Originally published in Interiors & Sources
Blending the old with the new, this Soho loft is now a contemporary and inviting home that respects its historical background.
Balanced and calm, timeless and appropriate. Those were the primary intentions in the restoration and design of a 4,000-square-foot loft on Crosby St. in New York City's fashionable Soho district. Thanks to the creative efforts of New York architect Victoria Blau, this meticulously renovated loft is now a gracious and inviting home that responds to the existing structure and orientation of a building that began its life in 1878 as a garment factory.
Satisfying the client's desire for an open and light-filled space, Blau designed the loft to maximize the natural light entering the rear windows of the space. Surfaces parallel to the window plane are constructed of such materials as transparent glass, thus maintaining the
passage of light from the rear windows into the open living spaces. Surfaces perpendicular to the window plane are opaque, dividing the open loft into its distinct rooms. The dividing walls are then emphasized by the continued layering of the row of columns that run parallel and alongside the wood and sheetrock walls.
The large stained wood wall is pulled in toward the public space and defines the private boundary of the master bedroom, while carved white walls are used to accent and display the owner's personal art collection. References to Japanese simplicity stand side-by-side with modern materials and construction. The design of the master bathroom, for instance, conforms to the lifestyle of the client, using contemporary objects and materials in such a way as to relate to the peaceful traditions of bathing and meditation.

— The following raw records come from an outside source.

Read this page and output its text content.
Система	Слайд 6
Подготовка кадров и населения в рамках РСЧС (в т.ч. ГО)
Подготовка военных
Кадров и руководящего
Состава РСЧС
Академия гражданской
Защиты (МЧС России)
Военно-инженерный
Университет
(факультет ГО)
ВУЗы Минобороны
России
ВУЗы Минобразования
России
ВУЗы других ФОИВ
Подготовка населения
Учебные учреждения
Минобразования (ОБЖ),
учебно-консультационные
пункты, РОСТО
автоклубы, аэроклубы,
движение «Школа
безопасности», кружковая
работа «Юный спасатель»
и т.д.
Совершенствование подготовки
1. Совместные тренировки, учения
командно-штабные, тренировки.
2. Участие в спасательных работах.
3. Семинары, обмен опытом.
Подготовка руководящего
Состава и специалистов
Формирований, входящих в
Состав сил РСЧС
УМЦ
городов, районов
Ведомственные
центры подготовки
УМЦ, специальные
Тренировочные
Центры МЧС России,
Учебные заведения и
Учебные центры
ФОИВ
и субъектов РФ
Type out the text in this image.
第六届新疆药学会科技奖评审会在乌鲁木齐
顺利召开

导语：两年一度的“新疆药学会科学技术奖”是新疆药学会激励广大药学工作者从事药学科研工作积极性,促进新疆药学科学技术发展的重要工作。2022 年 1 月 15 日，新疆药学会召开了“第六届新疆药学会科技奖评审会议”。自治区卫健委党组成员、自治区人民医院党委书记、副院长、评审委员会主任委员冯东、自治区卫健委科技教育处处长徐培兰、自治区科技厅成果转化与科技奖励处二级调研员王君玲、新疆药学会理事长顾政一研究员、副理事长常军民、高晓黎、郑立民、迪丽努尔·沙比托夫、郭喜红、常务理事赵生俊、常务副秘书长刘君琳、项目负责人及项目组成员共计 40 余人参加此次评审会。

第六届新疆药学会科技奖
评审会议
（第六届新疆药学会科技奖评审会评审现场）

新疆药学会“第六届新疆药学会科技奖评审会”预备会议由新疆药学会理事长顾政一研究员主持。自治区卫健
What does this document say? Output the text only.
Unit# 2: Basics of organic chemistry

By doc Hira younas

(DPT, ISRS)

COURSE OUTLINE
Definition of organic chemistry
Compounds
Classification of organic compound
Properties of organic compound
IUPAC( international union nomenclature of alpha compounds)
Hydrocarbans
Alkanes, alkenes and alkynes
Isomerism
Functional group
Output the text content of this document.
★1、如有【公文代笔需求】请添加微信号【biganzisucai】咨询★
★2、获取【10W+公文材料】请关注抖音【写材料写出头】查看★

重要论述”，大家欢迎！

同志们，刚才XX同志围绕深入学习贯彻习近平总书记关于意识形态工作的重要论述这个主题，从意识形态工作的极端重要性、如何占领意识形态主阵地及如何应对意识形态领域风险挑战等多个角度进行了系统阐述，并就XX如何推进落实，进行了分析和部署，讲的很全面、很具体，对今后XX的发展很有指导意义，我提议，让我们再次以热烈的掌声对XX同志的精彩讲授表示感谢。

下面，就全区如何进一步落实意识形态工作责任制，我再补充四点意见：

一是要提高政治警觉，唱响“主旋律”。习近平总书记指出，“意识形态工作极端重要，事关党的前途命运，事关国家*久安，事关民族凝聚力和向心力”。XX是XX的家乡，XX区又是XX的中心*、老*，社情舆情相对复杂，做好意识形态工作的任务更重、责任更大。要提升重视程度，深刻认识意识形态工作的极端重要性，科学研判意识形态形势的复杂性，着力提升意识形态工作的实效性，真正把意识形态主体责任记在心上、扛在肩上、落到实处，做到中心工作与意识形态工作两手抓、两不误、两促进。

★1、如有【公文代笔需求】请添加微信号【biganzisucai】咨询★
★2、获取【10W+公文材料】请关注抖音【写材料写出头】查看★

Certain elements, such as the kitchen and wood flooring, were kept in their original state with only minor changes. But in an appropriate reference to the home's origins, Blau introduced materials to heighten the contrast of old versus new. For example, the machine cut quality of the glass doorframe juxtaposed against the heavy and permanent quality of the existing exposed brick wall draws attention to the fact that this thoroughly modern home was formerly anything but.